Nestes casos, os significantes são praticamente os mesmos e o que muda
é uma parte dos significados.
O exemplo que gostaria de discutir hoje, o qual deixei em suspense
logo no início deste texto, tem a ver com estes matizes semânticos que são bem percebidos
quando as línguas estão em contato. Nos discursos de cada língua, o conteúdo
semântico que se difere é bem sutil.
A locução que ouvi, de um professor, no espanhol da Espanha (e depois
também ouvi em países latino-americanos) é:
Voy a dictar clases
A primeira vista, o falante de português ficaria horrorizado diante
uma tradução capenga do tipo “palavra por palavra” de uma sentença pronunciada
por um professor: Vou ditar aulas.
Seria estranho que um professor ditasse
suas aulas. Seria como se ele estivesse admitindo seu autoritarismo e fizesse
da sua sala de aula uma ditadura.
Aqui há dois problemas, o primeiro e o mais óbvio é que a tradução,
focada no significante, é, em parte, equivocada; e o segundo é que nem sempre fica
tão claro os caminhos que as palavras percorrem para chegarem em seus usos
atuais (ver em português interjeições como “ave”, “nossa”, ou verbos como
“judiar”, que não remetem, maioria das vezes, a “ave maria”, “Nossa Sra.” ou a
“judeus”).
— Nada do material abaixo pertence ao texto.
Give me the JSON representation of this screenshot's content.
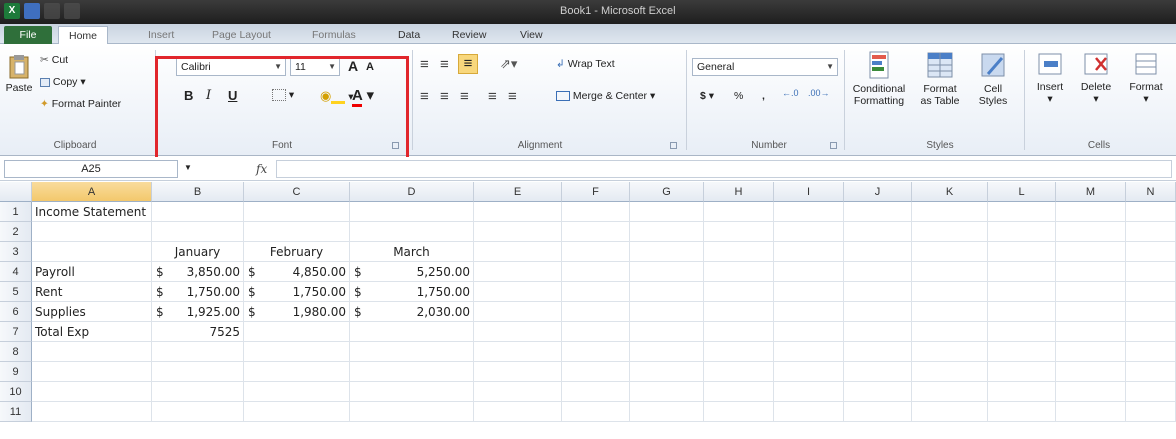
{
  "window": {
    "title": "Book1 - Microsoft Excel"
  },
  "tabs": [
    "File",
    "Home",
    "Insert",
    "Page Layout",
    "Formulas",
    "Data",
    "Review",
    "View"
  ],
  "clipboard": {
    "paste": "Paste",
    "cut": "Cut",
    "copy": "Copy",
    "format_painter": "Format Painter",
    "label": "Clipboard"
  },
  "font": {
    "name": "Calibri",
    "size": "11",
    "bold": "B",
    "italic": "I",
    "underline": "U",
    "grow": "A",
    "shrink": "A",
    "color_icon": "A",
    "label": "Font"
  },
  "alignment": {
    "wrap": "Wrap Text",
    "merge": "Merge & Center",
    "label": "Alignment"
  },
  "number": {
    "format": "General",
    "currency": "$",
    "percent": "%",
    "comma": ",",
    "label": "Number"
  },
  "styles": {
    "conditional": "Conditional",
    "conditional2": "Formatting",
    "format_table": "Format",
    "format_table2": "as Table",
    "cell_styles": "Cell",
    "cell_styles2": "Styles",
    "label": "Styles"
  },
  "cells_group": {
    "insert": "Insert",
    "delete": "Delete",
    "format": "Format",
    "label": "Cells"
  },
  "formula_bar": {
    "name_box": "A25",
    "fx": "fx",
    "formula": ""
  },
  "grid": {
    "columns": [
      "A",
      "B",
      "C",
      "D",
      "E",
      "F",
      "G",
      "H",
      "I",
      "J",
      "K",
      "L",
      "M",
      "N"
    ],
    "rows": [
      "1",
      "2",
      "3",
      "4",
      "5",
      "6",
      "7",
      "8",
      "9",
      "10",
      "11"
    ],
    "title": "Income Statement",
    "months": [
      "January",
      "February",
      "March"
    ],
    "items": [
      {
        "label": "Payroll",
        "b": "3,850.00",
        "c": "4,850.00",
        "d": "5,250.00"
      },
      {
        "label": "Rent",
        "b": "1,750.00",
        "c": "1,750.00",
        "d": "1,750.00"
      },
      {
        "label": "Supplies",
        "b": "1,925.00",
        "c": "1,980.00",
        "d": "2,030.00"
      }
    ],
    "currency_symbol": "$",
    "total_label": "Total Exp",
    "total_value": "7525"
  },
  "colors": {
    "highlight": "#e1262c",
    "file_tab": "#2f6f3a"
  }
}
Quando o luso-falante faz um julgamento de valor do
professor hispano-falante, ele nada mais está revelando sua inabilidade em
tentar ver o mundo com olhos diferentes dos que está habituado.
Junto com o espanhol, o italiano é outro idioma em que aparece “ditar”
com o sentido de ensinar. Isso nos mostra que no passado da língua, “ditar” era
amplamente usado como sinônimo de “lecionar”. Sem querer fazer uma inspeção mais
profunda, posso afirmar que até mesmo os mais leigos perceberão os resquícios
desse sentido na língua atual: “ditado, dicção, dita, etc”.
É interessante destacar que, se por um lado, é etnocêntrico avaliar o
espanhol pelo julgo do português, por outro, é anacrônico, analisar os usos
atuais estritamente pelo uso passado. Os sentidos que ditar tomou em português
lhe permitiu uma associação maior com “ditadura” do que com “ditado”. Basta
entender que espanhol e italiano percorreram outro caminho diverso ao da última
flor do Lácio, pelo menos na variedade brasileira.